Dr. Nashid Madyun
Florida Humanities is pleased to announce our new Executive Director, Dr. Nashid Madyun. We know you will all enjoy getting to know him as much as we have and we look forward to implementing some exciting new programs and initiatives under his leadership.
Nashid first realized the importance of museums when he learned more about the history of his hometown of Helena, Arkansas. “The town has a really rich cross-section of history,” Nashid said. “Whether it’s Civil War history, African-American leadership during the Reconstruction era, or serving as the roots of blues and gospel music–it’s all there.”
That realization spurred a professional journey as a museum professional, spanning two decades and covering five states. The first stop was a history degree from Delta State University in Cleveland, Mississippi, followed by a stop at Mississippi Valley State University for a graduate degree in history. He then went to work at the Department of Arkansas Heritage, working on projects related to the Elaine Race Riot of 1919. Incidentally, the project was supported by the Arkansas Humanities, Nashid’s first experience in working with State Humanities Councils, along with the University of Arkansas, and a diverse group of community members.
Nashid also worked on a series of oral history projects which captured the culture of quilting and cuisine, along with stories of laboring on the Mississippi River and agriculture. “As the community evolved, those jobs went away, but the stories that needed to be preserved,” he reflected. “I also loved being home. And I loved taking all the knowledge I learned in college and being able to tell stories about the places I was familiar with. Not to mention helping others cultivate the skills to tell their own story.”

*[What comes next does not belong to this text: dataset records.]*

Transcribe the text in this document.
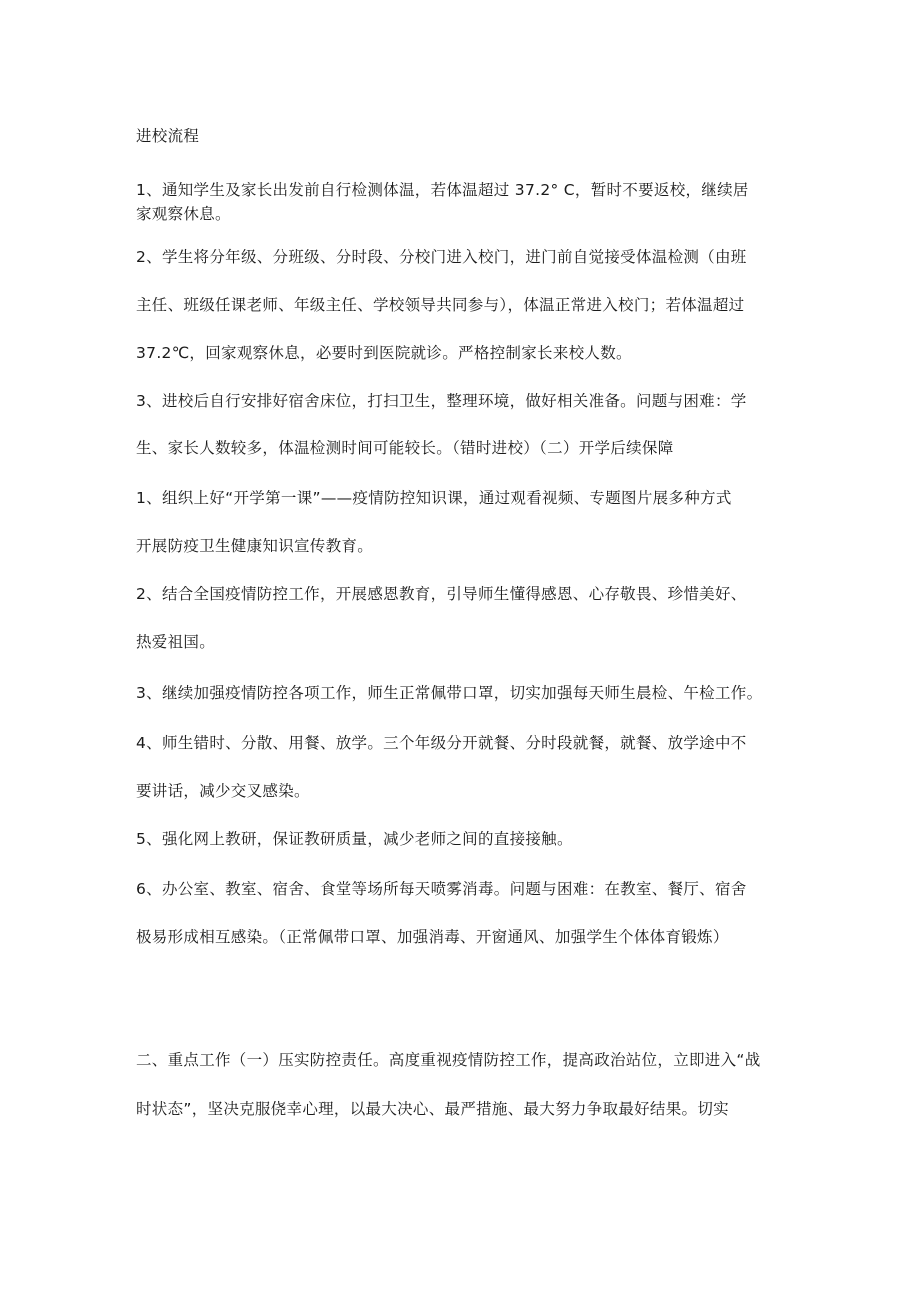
进校流程
1、通知学生及家长出发前自行检测体温，若体温超过 37.2° C，暂时不要返校，继续居
家观察休息。
2、学生将分年级、分班级、分时段、分校门进入校门，进门前自觉接受体温检测（由班
主任、班级任课老师、年级主任、学校领导共同参与），体温正常进入校门；若体温超过
37.2℃，回家观察休息，必要时到医院就诊。严格控制家长来校人数。
3、进校后自行安排好宿舍床位，打扫卫生，整理环境，做好相关准备。问题与困难：学
生、家长人数较多，体温检测时间可能较长。（错时进校）（二）开学后续保障
1、组织上好“开学第一课”——疫情防控知识课，通过观看视频、专题图片展多种方式
开展防疫卫生健康知识宣传教育。
2、结合全国疫情防控工作，开展感恩教育，引导师生懂得感恩、心存敬畏、珍惜美好、
热爱祖国。
3、继续加强疫情防控各项工作，师生正常佩带口罩，切实加强每天师生晨检、午检工作。
4、师生错时、分散、用餐、放学。三个年级分开就餐、分时段就餐，就餐、放学途中不
要讲话，减少交叉感染。
5、强化网上教研，保证教研质量，减少老师之间的直接接触。
6、办公室、教室、宿舍、食堂等场所每天喷雾消毒。问题与困难：在教室、餐厅、宿舍
极易形成相互感染。（正常佩带口罩、加强消毒、开窗通风、加强学生个体体育锻炼）
二、重点工作（一）压实防控责任。高度重视疫情防控工作，提高政治站位，立即进入“战
时状态”，坚决克服侥幸心理，以最大决心、最严措施、最大努力争取最好结果。切实
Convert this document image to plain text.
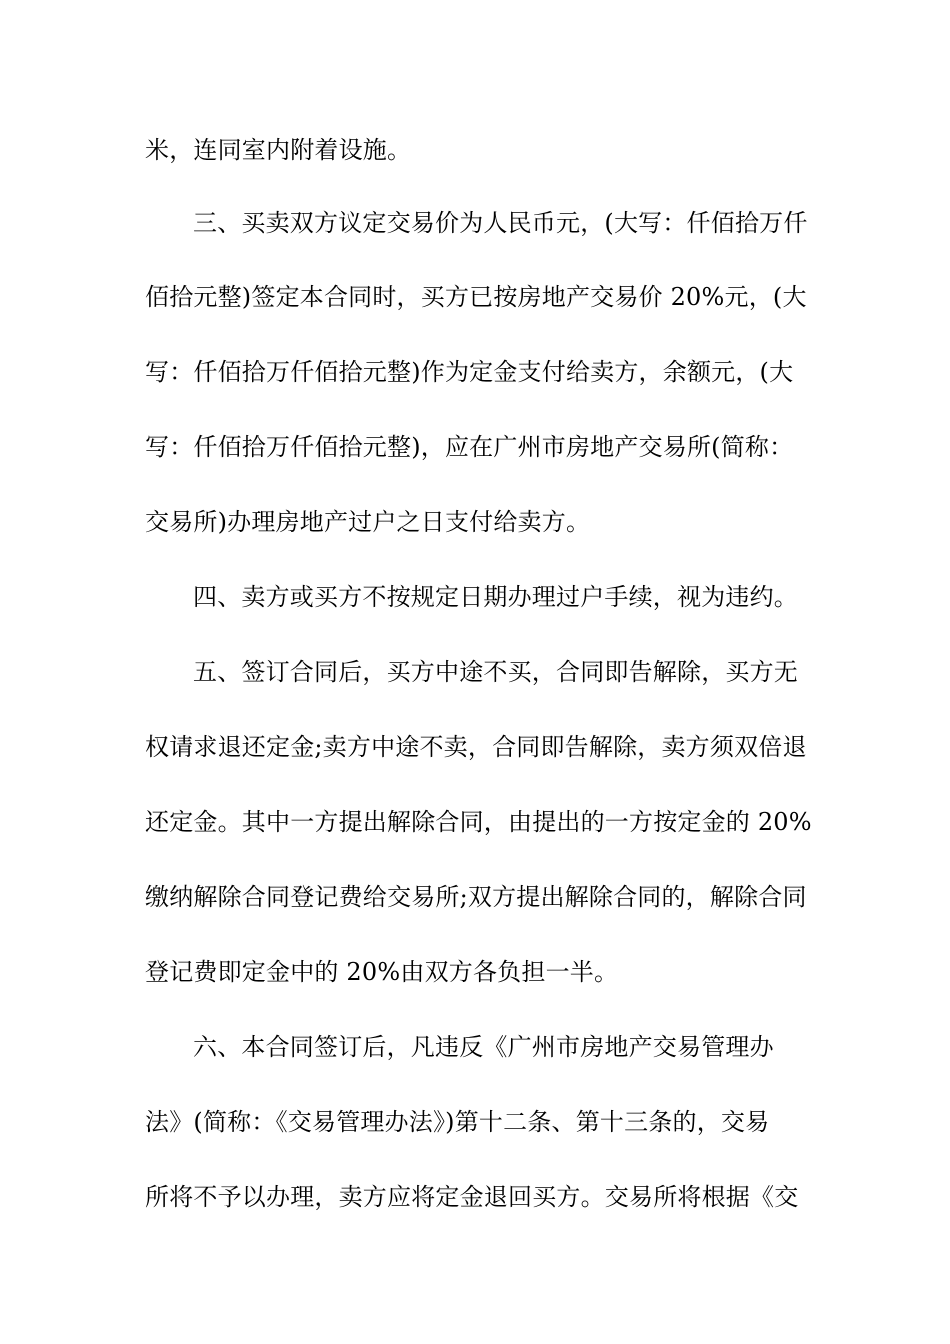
米，连同室内附着设施。
三、买卖双方议定交易价为人民币元，(大写：仟佰拾万仟
佰拾元整)签定本合同时，买方已按房地产交易价 20%元，(大
写：仟佰拾万仟佰拾元整)作为定金支付给卖方，余额元，(大
写：仟佰拾万仟佰拾元整)，应在广州市房地产交易所(简称：
交易所)办理房地产过户之日支付给卖方。
四、卖方或买方不按规定日期办理过户手续，视为违约。
五、签订合同后，买方中途不买，合同即告解除，买方无
权请求退还定金;卖方中途不卖，合同即告解除，卖方须双倍退
还定金。其中一方提出解除合同，由提出的一方按定金的 20%
缴纳解除合同登记费给交易所;双方提出解除合同的，解除合同
登记费即定金中的 20%由双方各负担一半。
六、本合同签订后，凡违反《广州市房地产交易管理办
法》(简称：《交易管理办法》)第十二条、第十三条的，交易
所将不予以办理，卖方应将定金退回买方。交易所将根据《交
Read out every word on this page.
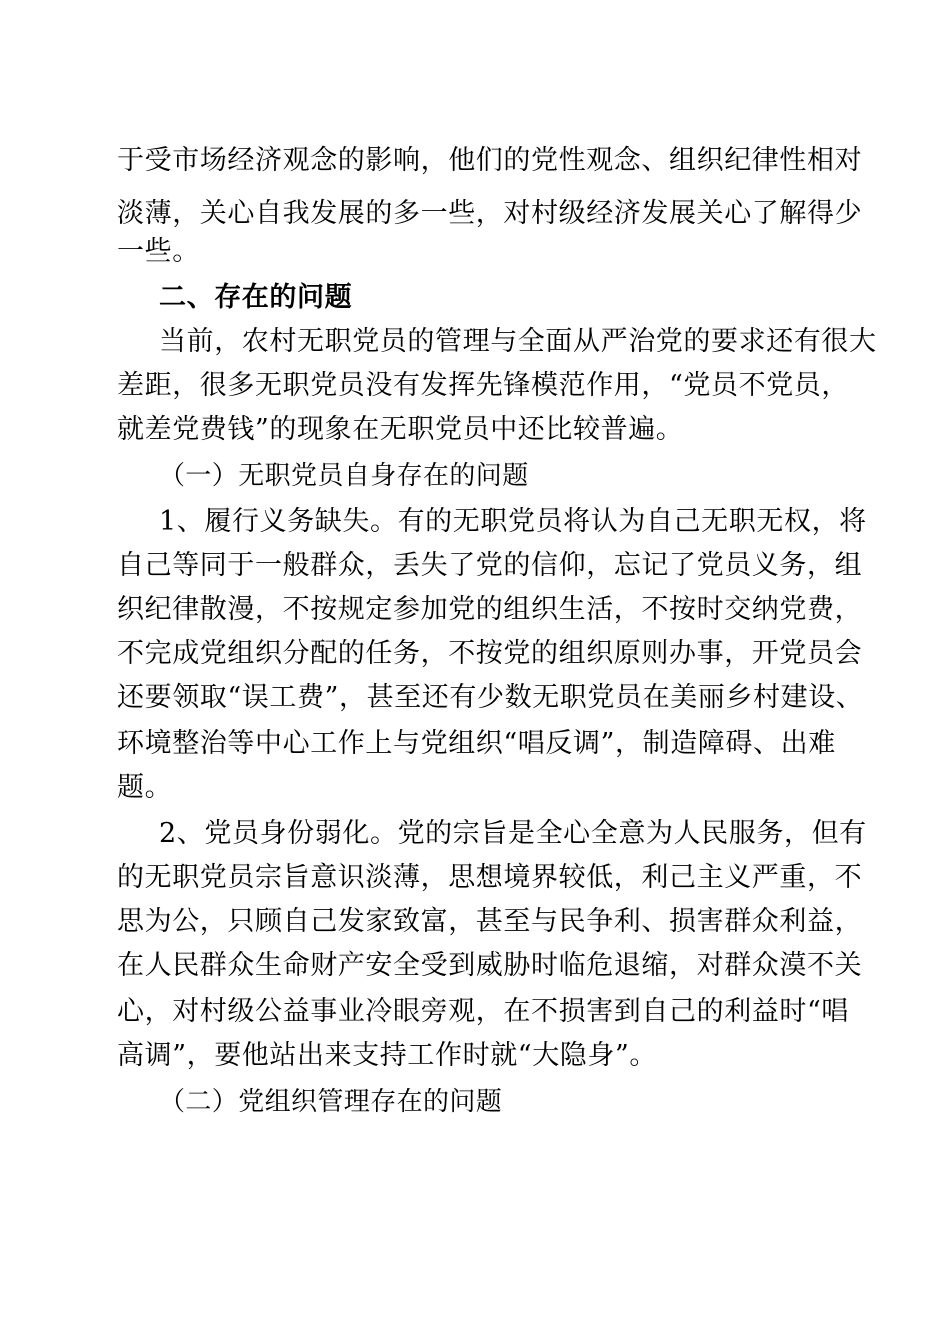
于受市场经济观念的影响，他们的党性观念、组织纪律性相对
淡薄，关心自我发展的多一些，对村级经济发展关心了解得少
一些。
二、存在的问题
当前，农村无职党员的管理与全面从严治党的要求还有很大
差距，很多无职党员没有发挥先锋模范作用，“党员不党员，
就差党费钱”的现象在无职党员中还比较普遍。
（一）无职党员自身存在的问题
1、履行义务缺失。有的无职党员将认为自己无职无权，将
自己等同于一般群众，丢失了党的信仰，忘记了党员义务，组
织纪律散漫，不按规定参加党的组织生活，不按时交纳党费，
不完成党组织分配的任务，不按党的组织原则办事，开党员会
还要领取“误工费”，甚至还有少数无职党员在美丽乡村建设、
环境整治等中心工作上与党组织“唱反调”，制造障碍、出难
题。
2、党员身份弱化。党的宗旨是全心全意为人民服务，但有
的无职党员宗旨意识淡薄，思想境界较低，利己主义严重，不
思为公，只顾自己发家致富，甚至与民争利、损害群众利益，
在人民群众生命财产安全受到威胁时临危退缩，对群众漠不关
心，对村级公益事业冷眼旁观，在不损害到自己的利益时“唱
高调”，要他站出来支持工作时就“大隐身”。
（二）党组织管理存在的问题
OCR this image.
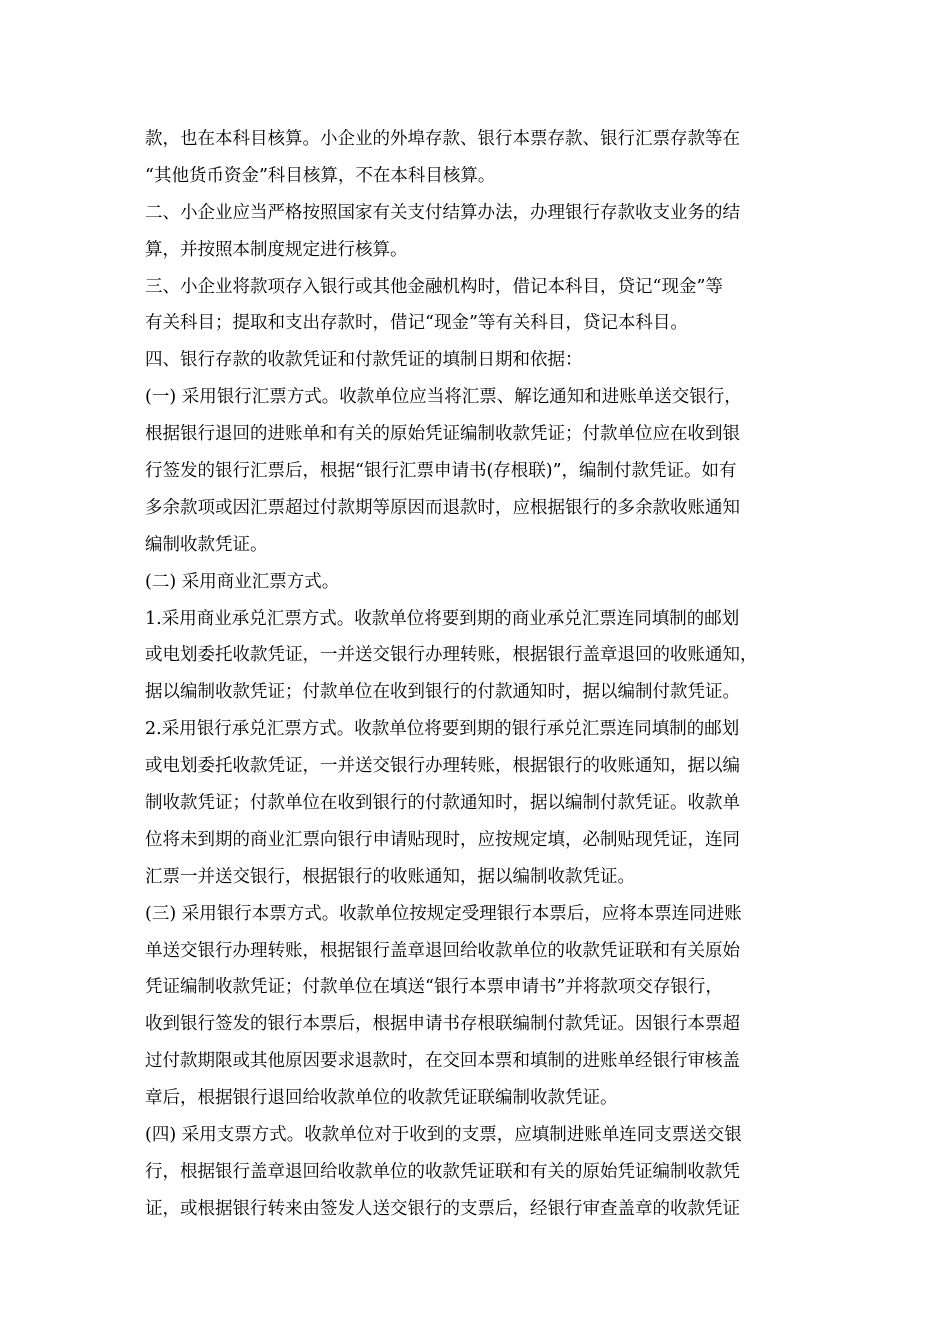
款，也在本科目核算。小企业的外埠存款、银行本票存款、银行汇票存款等在
“其他货币资金”科目核算，不在本科目核算。
二、小企业应当严格按照国家有关支付结算办法，办理银行存款收支业务的结
算，并按照本制度规定进行核算。
三、小企业将款项存入银行或其他金融机构时，借记本科目，贷记“现金”等
有关科目；提取和支出存款时，借记“现金”等有关科目，贷记本科目。
四、银行存款的收款凭证和付款凭证的填制日期和依据：
(一) 采用银行汇票方式。收款单位应当将汇票、解讫通知和进账单送交银行，
根据银行退回的进账单和有关的原始凭证编制收款凭证；付款单位应在收到银
行签发的银行汇票后，根据“银行汇票申请书(存根联)”，编制付款凭证。如有
多余款项或因汇票超过付款期等原因而退款时，应根据银行的多余款收账通知
编制收款凭证。
(二) 采用商业汇票方式。
1.采用商业承兑汇票方式。收款单位将要到期的商业承兑汇票连同填制的邮划
或电划委托收款凭证，一并送交银行办理转账，根据银行盖章退回的收账通知，
据以编制收款凭证；付款单位在收到银行的付款通知时，据以编制付款凭证。
2.采用银行承兑汇票方式。收款单位将要到期的银行承兑汇票连同填制的邮划
或电划委托收款凭证，一并送交银行办理转账，根据银行的收账通知，据以编
制收款凭证；付款单位在收到银行的付款通知时，据以编制付款凭证。收款单
位将未到期的商业汇票向银行申请贴现时，应按规定填，必制贴现凭证，连同
汇票一并送交银行，根据银行的收账通知，据以编制收款凭证。
(三) 采用银行本票方式。收款单位按规定受理银行本票后，应将本票连同进账
单送交银行办理转账，根据银行盖章退回给收款单位的收款凭证联和有关原始
凭证编制收款凭证；付款单位在填送“银行本票申请书”并将款项交存银行，
收到银行签发的银行本票后，根据申请书存根联编制付款凭证。因银行本票超
过付款期限或其他原因要求退款时，在交回本票和填制的进账单经银行审核盖
章后，根据银行退回给收款单位的收款凭证联编制收款凭证。
(四) 采用支票方式。收款单位对于收到的支票，应填制进账单连同支票送交银
行，根据银行盖章退回给收款单位的收款凭证联和有关的原始凭证编制收款凭
证，或根据银行转来由签发人送交银行的支票后，经银行审查盖章的收款凭证
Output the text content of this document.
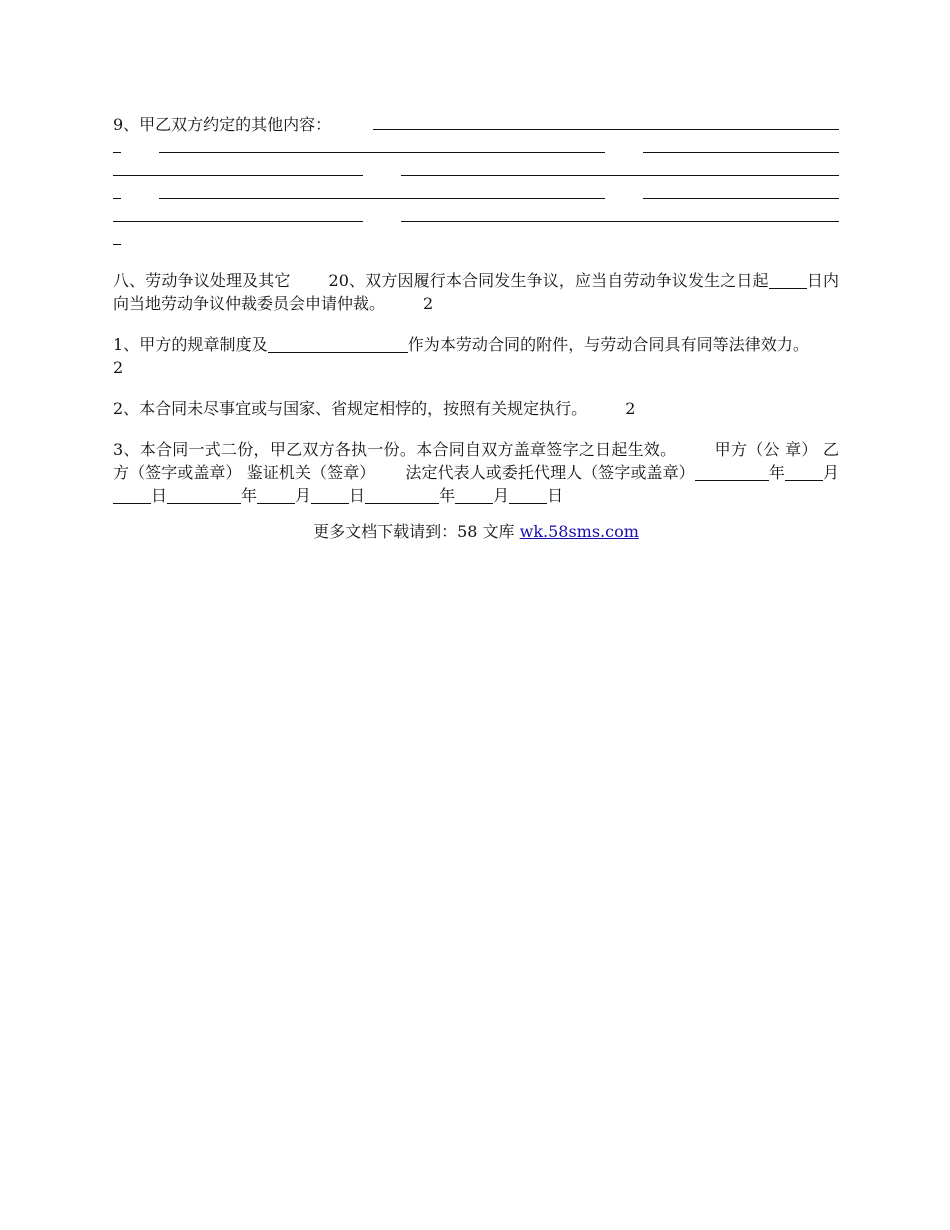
9、甲乙双方约定的其他内容：

八、劳动争议处理及其它 20、双方因履行本合同发生争议，应当自劳动争议发生之日起 日内向当地劳动争议仲裁委员会申请仲裁。 2

1、甲方的规章制度及	作为本劳动合同的附件，与劳动合同具有同等法律效力。2

2、本合同未尽事宜或与国家、省规定相悖的，按照有关规定执行。 2

3、本合同一式二份，甲乙双方各执一份。本合同自双方盖章签字之日起生效。 甲方（公 章） 乙方（签字或盖章） 鉴证机关（签章） 法定代表人或委托代理人（签字或盖章）	年 月日	年 月 日	年 月 日

更多文档下载请到：58 文库 wk.58sms.com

That love for storytelling further blossomed into an MFA in Creative Writing from Southern New Hampshire University. “I have a historical background, preserving history, but I learned that exhibitions and presentations should not always be relegated to a scholarly field,” he explained “I needed to build my capacity to merge a variety of authentic storytelling techniques.” The result led to a deeper impact across cultures and generations. “The third-grader and the senior citizen both have a need to experience an exhibition and walk away with something special in their heart.”
After working for the Department of Arkansas Heritage, he obtained a Doctorate in Management, conducting research in nonprofit sustainability and organizational leadership. Through his work in museums, Nashid found new opportunities in Memphis. “I was recruited to start a museum about soul music,” he said. “Memphis is another important city for American music and the home of Stax Records.” By raising $12 million in funding, the museum he helped to start became the Stax Museum of American Soul Music. In addition to welcoming thousands of global visitors every year, the museum developed an educational software system that is now used in twenty-seven states.
Most recently, Nashid served as the Director of the Southeastern Regional Black Archives at Florida Agricultural and Mechanical University in Tallahassee. “Archives are another critical place for storytelling,” Nashid said. “The original documents and sources are needed to help scholars craft stories that are shared with the public.” As director of the archives, Nashid raised $3.7 million in philanthropic gifts from public and private donors. He also raised funds for the renovation project of the Historic House, as well as launching a new auxiliary African American Art Gallery in downtown Tallahassee.
“I believe in the value of having public spaces to celebrate the humanities,” Nashid said. “Museums, libraries, historical societies–they are all critical to the strength of the community. If museums are not there to collect stories, then we risk losing it all and not knowing anything about our neighbors.”
He continues to teach courses in Humanities, African American Art, U.S. History, and graduate courses in business. Dr. Madyun has served on a host of boards and public service commissions, including the Blues Foundation, the Austin Arts Council, Arkansas Black History Commission, Virginia State Heritage Preservation Board, and the Visit Florida Cultural, Heritage, Rural And Nature Committee, and the African American History Task Force for the State of Florida.